Stay put, Sakura. The
I’ve got to come out.
What? No! You fool, you’ve entered a room with radiation levels of …
Nothing else to do about that.
Kacey…it’s deadly in there.
That way, I got through it quickly. When I present the script itself to others, it will be formatted with names of characters and descriptions of action. This is simply a guide to drawing what I see!
So, I started drawing versions of the pages, working out how they would look, what we might see, setting the stage. Along the way, I considered different facets of the details that will carry over into future episodes. I decided to pace this out over seven pages. it could easily be more, and include more of the back story or larger drawings, but I want it to appear brief, yet substantial. It tells a complete story.
I drew versions of the pages, side by side. I intended to draw them each as a whole page in my sketch book, but I chose to make that the step between this one---some artists call these "thumbnails" and they are representations of how the complete drawings will lay out on the page. I re-drew the first three as I went along, then squeezed in the absolutely essential action in my next two samples.
Then I decided what I could add to increase the suspense without slowing the story or over crowding the art. The material in those first two versions of page four and five were supplemented. Now they are pages four, five, and six.
I created one version of page six that wraps up the episode, with a seventh page then dedicated to an epilogue meant to spin off the next episode.
So, these scribbles will become stronger scribbles, and more attention to detail will develop as the idea takes visual form through revision.
Looking at it the next day, I see I could use parts of both to create a last page that moves more breathlessly towards the next bit of excitement. This establishes a pace where my reader envisions a story that barely lets you catch your breath!

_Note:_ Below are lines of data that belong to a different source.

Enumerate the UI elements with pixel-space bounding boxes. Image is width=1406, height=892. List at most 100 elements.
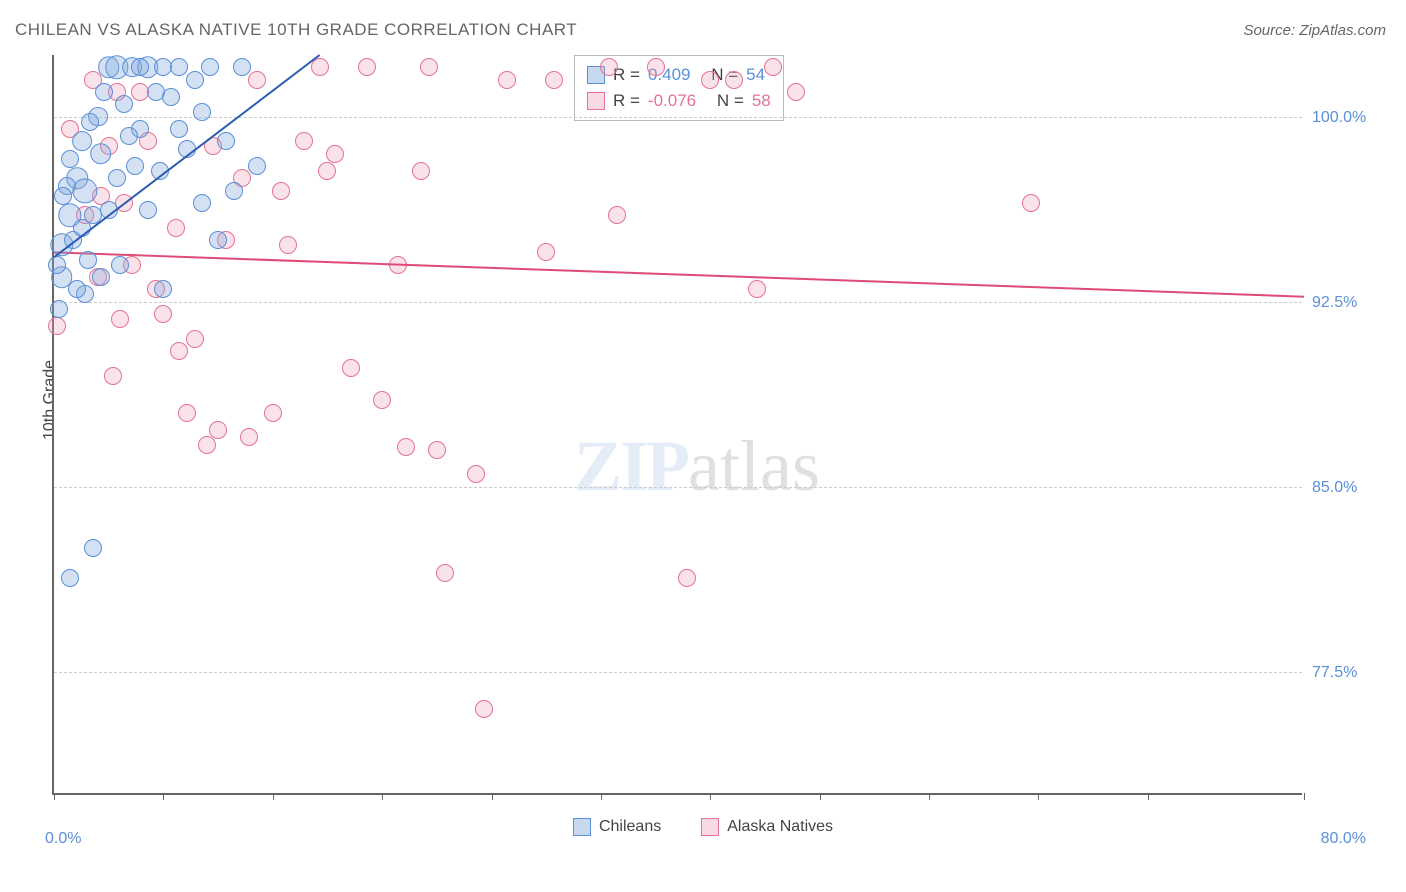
watermark: ZIPatlas — [574, 425, 820, 508]
data-point-alaska — [295, 132, 313, 150]
data-point-alaska — [701, 71, 719, 89]
data-point-chilean — [154, 280, 172, 298]
grid-line — [54, 487, 1302, 488]
legend-item-chileans: Chileans — [573, 818, 661, 836]
x-tick — [273, 793, 274, 800]
legend-swatch-alaska-icon — [701, 818, 719, 836]
data-point-chilean — [95, 83, 113, 101]
data-point-chilean — [170, 120, 188, 138]
data-point-alaska — [647, 58, 665, 76]
data-point-chilean — [162, 88, 180, 106]
data-point-alaska — [104, 367, 122, 385]
grid-line — [54, 117, 1302, 118]
data-point-alaska — [420, 58, 438, 76]
bottom-legend: Chileans Alaska Natives — [0, 818, 1406, 836]
data-point-alaska — [537, 243, 555, 261]
data-point-alaska — [170, 342, 188, 360]
n-value-alaska: 58 — [752, 88, 771, 114]
data-point-alaska — [198, 436, 216, 454]
data-point-alaska — [154, 305, 172, 323]
data-point-chilean — [54, 187, 72, 205]
legend-label-chileans: Chileans — [599, 818, 661, 836]
data-point-chilean — [248, 157, 266, 175]
y-tick-label: 92.5% — [1312, 294, 1392, 312]
data-point-chilean — [81, 113, 99, 131]
data-point-alaska — [748, 280, 766, 298]
data-point-alaska — [115, 194, 133, 212]
x-tick — [163, 793, 164, 800]
data-point-chilean — [48, 256, 66, 274]
data-point-alaska — [342, 359, 360, 377]
data-point-chilean — [217, 132, 235, 150]
data-point-alaska — [279, 236, 297, 254]
legend-item-alaska: Alaska Natives — [701, 818, 833, 836]
data-point-alaska — [167, 219, 185, 237]
chart-title: CHILEAN VS ALASKA NATIVE 10TH GRADE CORR… — [15, 20, 577, 40]
data-point-chilean — [61, 569, 79, 587]
x-tick — [929, 793, 930, 800]
data-point-alaska — [1022, 194, 1040, 212]
data-point-alaska — [272, 182, 290, 200]
x-tick — [1304, 793, 1305, 800]
data-point-chilean — [61, 150, 79, 168]
data-point-chilean — [115, 95, 133, 113]
data-point-alaska — [725, 71, 743, 89]
data-point-chilean — [201, 58, 219, 76]
plot-area: ZIPatlas R = 0.409 N = 54 R = -0.076 N =… — [52, 55, 1302, 795]
x-tick — [382, 793, 383, 800]
data-point-alaska — [678, 569, 696, 587]
swatch-alaska-icon — [587, 92, 605, 110]
trend-line — [54, 55, 1304, 795]
data-point-chilean — [50, 300, 68, 318]
data-point-alaska — [498, 71, 516, 89]
data-point-chilean — [193, 194, 211, 212]
data-point-alaska — [48, 317, 66, 335]
data-point-chilean — [120, 127, 138, 145]
data-point-alaska — [318, 162, 336, 180]
data-point-alaska — [186, 330, 204, 348]
data-point-chilean — [209, 231, 227, 249]
data-point-chilean — [100, 201, 118, 219]
watermark-zip: ZIP — [574, 426, 688, 506]
data-point-alaska — [397, 438, 415, 456]
y-tick-label: 85.0% — [1312, 479, 1392, 497]
data-point-chilean — [225, 182, 243, 200]
r-value-alaska: -0.076 — [648, 88, 696, 114]
x-tick — [1038, 793, 1039, 800]
data-point-alaska — [467, 465, 485, 483]
data-point-alaska — [428, 441, 446, 459]
data-point-chilean — [186, 71, 204, 89]
data-point-alaska — [326, 145, 344, 163]
data-point-alaska — [412, 162, 430, 180]
data-point-alaska — [248, 71, 266, 89]
data-point-chilean — [139, 201, 157, 219]
data-point-alaska — [178, 404, 196, 422]
n-value-chileans: 54 — [746, 62, 765, 88]
x-tick — [1148, 793, 1149, 800]
legend-swatch-chileans-icon — [573, 818, 591, 836]
data-point-chilean — [233, 58, 251, 76]
data-point-chilean — [178, 140, 196, 158]
data-point-chilean — [90, 143, 112, 165]
data-point-chilean — [193, 103, 211, 121]
data-point-chilean — [170, 58, 188, 76]
data-point-alaska — [545, 71, 563, 89]
data-point-chilean — [73, 219, 91, 237]
x-tick — [54, 793, 55, 800]
y-tick-label: 100.0% — [1312, 109, 1392, 127]
data-point-alaska — [111, 310, 129, 328]
data-point-alaska — [240, 428, 258, 446]
data-point-alaska — [358, 58, 376, 76]
x-tick — [820, 793, 821, 800]
data-point-alaska — [764, 58, 782, 76]
data-point-alaska — [436, 564, 454, 582]
data-point-alaska — [311, 58, 329, 76]
data-point-alaska — [264, 404, 282, 422]
x-tick — [492, 793, 493, 800]
data-point-chilean — [108, 169, 126, 187]
data-point-alaska — [475, 700, 493, 718]
data-point-chilean — [151, 162, 169, 180]
stats-row-alaska: R = -0.076 N = 58 — [587, 88, 771, 114]
data-point-alaska — [787, 83, 805, 101]
data-point-alaska — [389, 256, 407, 274]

Something to keep in mind: to get in the mood to draw for hours, I began by drawing something I was moved to draw, that I meant for someone else to enjoy, which also reminded me of my goal to create portraits of artists, famous and otherwise. Here's France's legendary singer Edith Piaf. The point is, I drew what I loved. Then, what I had planned all this time to draw came out of me remembering I love to draw!
Sequences are made of scenes. Scenes are made of clearly drawn people, animals, and things.